The Heidelberg Catechism of 1563 offers this definition of providence: “The almighty, everywhere present power of God, whereby, as it were, by his hand, he still upholds heaven and earth with all creatures and so governs them that herbs and grass, rain and drought, fruitful and barren years, meat and drink, health and sickness, riches and poverty, indeed, all things come not by chance, but by his fatherly hand.” [3]
And where have we learned His power comes from? His Holy Spirit. This is to say, God’s holy ruach is what hardened Pharaoh’s heart to not let the people go, directed Joseph’s life so that he could “preserve many people alive (Gen. 50:20),” crowned a Jewish Esther queen over Persia and Media “for such a time as this (Esther 4:14),” thus keeping the Jewish nation from being annihilated, and governed the events of Naomi and Ruth’s narrative so that Ruth would marry Boaz giving birth to Obed, “the father of Jesse, the father of David (Ruth 4:22),” thus preserving the Messianic line.

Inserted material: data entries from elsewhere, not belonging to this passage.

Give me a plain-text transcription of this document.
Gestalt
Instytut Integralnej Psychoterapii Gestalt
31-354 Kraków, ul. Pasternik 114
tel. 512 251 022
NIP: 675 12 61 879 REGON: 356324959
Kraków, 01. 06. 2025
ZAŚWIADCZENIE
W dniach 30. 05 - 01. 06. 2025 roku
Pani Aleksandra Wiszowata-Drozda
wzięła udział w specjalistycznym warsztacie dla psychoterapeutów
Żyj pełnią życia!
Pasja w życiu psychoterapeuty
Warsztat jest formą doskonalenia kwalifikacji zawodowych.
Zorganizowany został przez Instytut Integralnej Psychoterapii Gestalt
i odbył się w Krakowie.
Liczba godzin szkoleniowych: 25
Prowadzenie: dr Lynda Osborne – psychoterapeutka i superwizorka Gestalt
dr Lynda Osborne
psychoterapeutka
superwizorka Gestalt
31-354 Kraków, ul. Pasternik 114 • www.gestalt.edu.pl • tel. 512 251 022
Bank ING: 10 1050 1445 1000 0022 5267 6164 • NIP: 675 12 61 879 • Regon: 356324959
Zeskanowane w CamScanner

There’s a New Testament passage that helps us to understand how the Holy Spirit executes God’s providence. At the beginning of Acts 16, Paul and company are on their second missionary journey travelling through Derbe to Lystra where he picked up Timothy, and then headed to Asia when in Acts 16:6 the Scripture says, “They passed through the Phrygian and Galatian region, having been forbidden by the Holy Spirit to speak the word in Asia.” This is because God wanted them to go to Macedonia instead. Though we’ve acknowledged there are some differences in the way the Holy Spirit worked in the Old Testament from the New Testament (or more accurately from the Old Covenant to the New Covenant), I don’t believe this is one of them. Just like the Holy Spirit accomplished God’s providence in the New Testament, He did so in the Old.
"Just like the Holy Spirit accomplished God’s providence in the New Testament, He did so in the Old."
I would also add that visions and dreams from God are also by means of the Holy Spirt. We read in Ezekiel 11:24 “And the Spirit lifted me up and brought me in a vision by the Spirit of God to the exiles in Chaldea. So the vision that I had seen left me.” There's also an example of this in Revelation 1:10 when the apostle John records, “I was in the Spirit on the Lord’s day, and I heard behind me a loud voice like the sound of a trumpet.”
As theologian Sinclair Ferguson summarizes the Holy Spirit in the Old Testament, “...the divine ruach is precisely that of extending God’s presence into creation in such a way as to order and complete what has been planned in the mind of God…the Spirit of God is the executive of the powerful presence of God in the governing of the created order.” [4]
Books for further study
- The Holy Spirit by Charles Ryrie
- The Holy Spirit by Sinclair B. Ferguson
- The Holy Spirit by John Owen
- The Gospel According to John by D.A. Carson
- Understanding Spiritual Gifts by Robert Thomas
- The New Covenant Ministry of the Holy Spirit by Larry D. Pettegrew
- Strange Fire by John MacArthur
- The Charismatic Challenge by John Napier
Citations
[1] https://www.desiringgod.org/interviews/are-gods-providence-and-gods-sovereignty-the-same - accessed 11/8/23
[2] Ibid.
[3] Ibid.
[4] Ferguson, Sinclair B., The Holy Spirit. InterVarsity Press, Downers Grove, IL, 1996. P. 21.